Sociological Linguistics

Tom Wier artabanos at mail.utexas.edu
Wed Jun 2 11:52:26 UTC 1999


Nik Taylor wrote:

> "Patrick C. Ryan" wrote:

>> So you do not believe fully modern man was present 200K BP? You are
>> definitely in the minority here.

> 30K is the generally accepted value, I believe.  PIE was spoken, what,
> about 8,000 years ago?  Assuming language appeared 30K BP (and probably
> much earlier), PIE is still quite recent.

There are about as many "generally accepted values" as there are
people discussing the issue. The fact is, we (the linguistic community,
the scientific establishment, whatever) don't really *know*.  Sure,
there are a lot of what are probably good *guesses*, but in terms
of any rigorous analysis of empirical data (like trying to guess when
language developed in modern man based on brain mass), no, there's
not much of that.  I've heard anything from a 500k years BP to what
you now use, which is the most recent I've heard of any figure (not
that that makes any difference in the matter).  Estimates about when
PIE was spoken (if we can call PIE a homogenous language at all),
are similarly much debated, and with equal murkiness and generality
in reasoning, often.

Nonetheless, as for what I *believe* about the amtter (not what
I can prove), I find it unlikely that PIE reflects much of any postulated
ur-unity.

>> We do not need a time-machine to reconstruct IE, do we?
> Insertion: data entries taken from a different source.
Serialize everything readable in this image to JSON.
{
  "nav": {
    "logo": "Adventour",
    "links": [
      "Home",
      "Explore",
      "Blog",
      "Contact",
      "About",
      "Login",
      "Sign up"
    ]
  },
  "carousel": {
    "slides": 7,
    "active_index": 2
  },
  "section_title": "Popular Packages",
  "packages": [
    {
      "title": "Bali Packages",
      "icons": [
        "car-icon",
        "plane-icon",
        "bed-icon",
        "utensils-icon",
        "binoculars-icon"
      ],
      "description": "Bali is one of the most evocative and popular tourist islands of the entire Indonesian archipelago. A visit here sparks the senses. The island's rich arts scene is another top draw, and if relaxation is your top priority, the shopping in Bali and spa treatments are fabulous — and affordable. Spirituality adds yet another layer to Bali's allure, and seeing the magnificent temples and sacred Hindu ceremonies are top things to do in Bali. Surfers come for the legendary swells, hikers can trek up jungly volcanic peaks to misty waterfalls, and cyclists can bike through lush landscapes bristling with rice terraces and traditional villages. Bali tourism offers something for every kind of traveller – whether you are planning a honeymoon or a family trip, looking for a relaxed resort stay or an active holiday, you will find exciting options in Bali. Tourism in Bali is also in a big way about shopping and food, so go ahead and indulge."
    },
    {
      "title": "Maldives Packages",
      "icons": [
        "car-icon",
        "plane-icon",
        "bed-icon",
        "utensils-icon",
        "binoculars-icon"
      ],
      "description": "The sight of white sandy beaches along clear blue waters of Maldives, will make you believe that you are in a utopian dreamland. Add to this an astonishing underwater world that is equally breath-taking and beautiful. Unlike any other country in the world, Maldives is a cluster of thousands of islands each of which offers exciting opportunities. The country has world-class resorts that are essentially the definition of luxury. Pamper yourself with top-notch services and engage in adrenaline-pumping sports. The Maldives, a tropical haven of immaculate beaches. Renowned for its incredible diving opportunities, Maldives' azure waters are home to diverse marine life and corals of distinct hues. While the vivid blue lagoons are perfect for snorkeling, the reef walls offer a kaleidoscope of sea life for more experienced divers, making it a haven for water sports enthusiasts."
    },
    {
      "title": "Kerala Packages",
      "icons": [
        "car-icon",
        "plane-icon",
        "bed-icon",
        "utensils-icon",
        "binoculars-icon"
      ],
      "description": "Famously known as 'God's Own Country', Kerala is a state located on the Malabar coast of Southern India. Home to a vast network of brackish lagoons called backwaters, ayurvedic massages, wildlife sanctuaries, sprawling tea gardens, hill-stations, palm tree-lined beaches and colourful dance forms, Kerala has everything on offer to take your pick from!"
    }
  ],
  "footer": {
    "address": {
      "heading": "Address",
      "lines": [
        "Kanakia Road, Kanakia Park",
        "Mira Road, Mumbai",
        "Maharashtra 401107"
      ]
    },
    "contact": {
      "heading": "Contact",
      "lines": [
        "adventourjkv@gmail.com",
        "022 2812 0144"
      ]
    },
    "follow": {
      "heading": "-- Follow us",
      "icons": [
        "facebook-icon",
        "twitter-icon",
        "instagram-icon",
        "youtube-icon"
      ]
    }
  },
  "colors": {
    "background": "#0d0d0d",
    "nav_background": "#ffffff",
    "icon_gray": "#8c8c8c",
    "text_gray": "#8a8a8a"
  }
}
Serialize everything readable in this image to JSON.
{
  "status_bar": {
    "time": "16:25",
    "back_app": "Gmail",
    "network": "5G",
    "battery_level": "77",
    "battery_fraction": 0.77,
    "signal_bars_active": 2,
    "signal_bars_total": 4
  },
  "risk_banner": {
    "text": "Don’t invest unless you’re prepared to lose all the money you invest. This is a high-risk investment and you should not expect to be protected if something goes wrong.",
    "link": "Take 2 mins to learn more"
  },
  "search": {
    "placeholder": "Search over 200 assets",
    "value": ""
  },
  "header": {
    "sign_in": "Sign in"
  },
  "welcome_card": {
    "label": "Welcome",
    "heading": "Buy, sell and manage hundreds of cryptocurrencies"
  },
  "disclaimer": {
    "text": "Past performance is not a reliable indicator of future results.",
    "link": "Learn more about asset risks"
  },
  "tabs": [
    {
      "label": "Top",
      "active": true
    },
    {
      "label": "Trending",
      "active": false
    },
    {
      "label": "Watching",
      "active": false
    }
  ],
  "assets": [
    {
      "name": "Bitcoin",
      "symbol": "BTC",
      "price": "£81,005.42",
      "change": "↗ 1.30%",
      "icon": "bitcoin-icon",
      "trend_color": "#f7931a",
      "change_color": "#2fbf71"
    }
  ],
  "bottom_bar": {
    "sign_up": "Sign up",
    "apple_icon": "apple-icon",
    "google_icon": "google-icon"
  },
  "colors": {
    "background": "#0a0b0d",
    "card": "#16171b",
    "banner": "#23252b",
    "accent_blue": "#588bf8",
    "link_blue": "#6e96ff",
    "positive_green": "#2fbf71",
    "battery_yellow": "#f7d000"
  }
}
> Yeah, and look at this list.  If PIE was unarguably reconstructed, there
> wouldn't be much of a list, now would there?  Because of the fact that
> it was spoken just 8 millennia ago, or whatever, how much less certainty
> would there be about proto-World?!

Right -- I don't think anybody can honestly and believably claim
that just by the methods of historical reconstruction we can actually
know what speech-patterns those hunter-gatherers in the Caucasus,
or in the Steppe, or wherever they were, were *actually* using sitting
around their campfires. Don't get me wrong -- I think we can have a
very good idea about it, but it won't be perfect.

In other words, we *would* need a timemachine if we really wanted
to know what they *actually* spoke, as opposed to our best guesses.

===========================================
Tom Wier <artabanos at mail.utexas.edu>
AIM: Deuterotom ICQ: 4315704
<http://www.angelfire.com/tx/eclectorium/>
"Cogito ergo sum, sed credo ergo ero."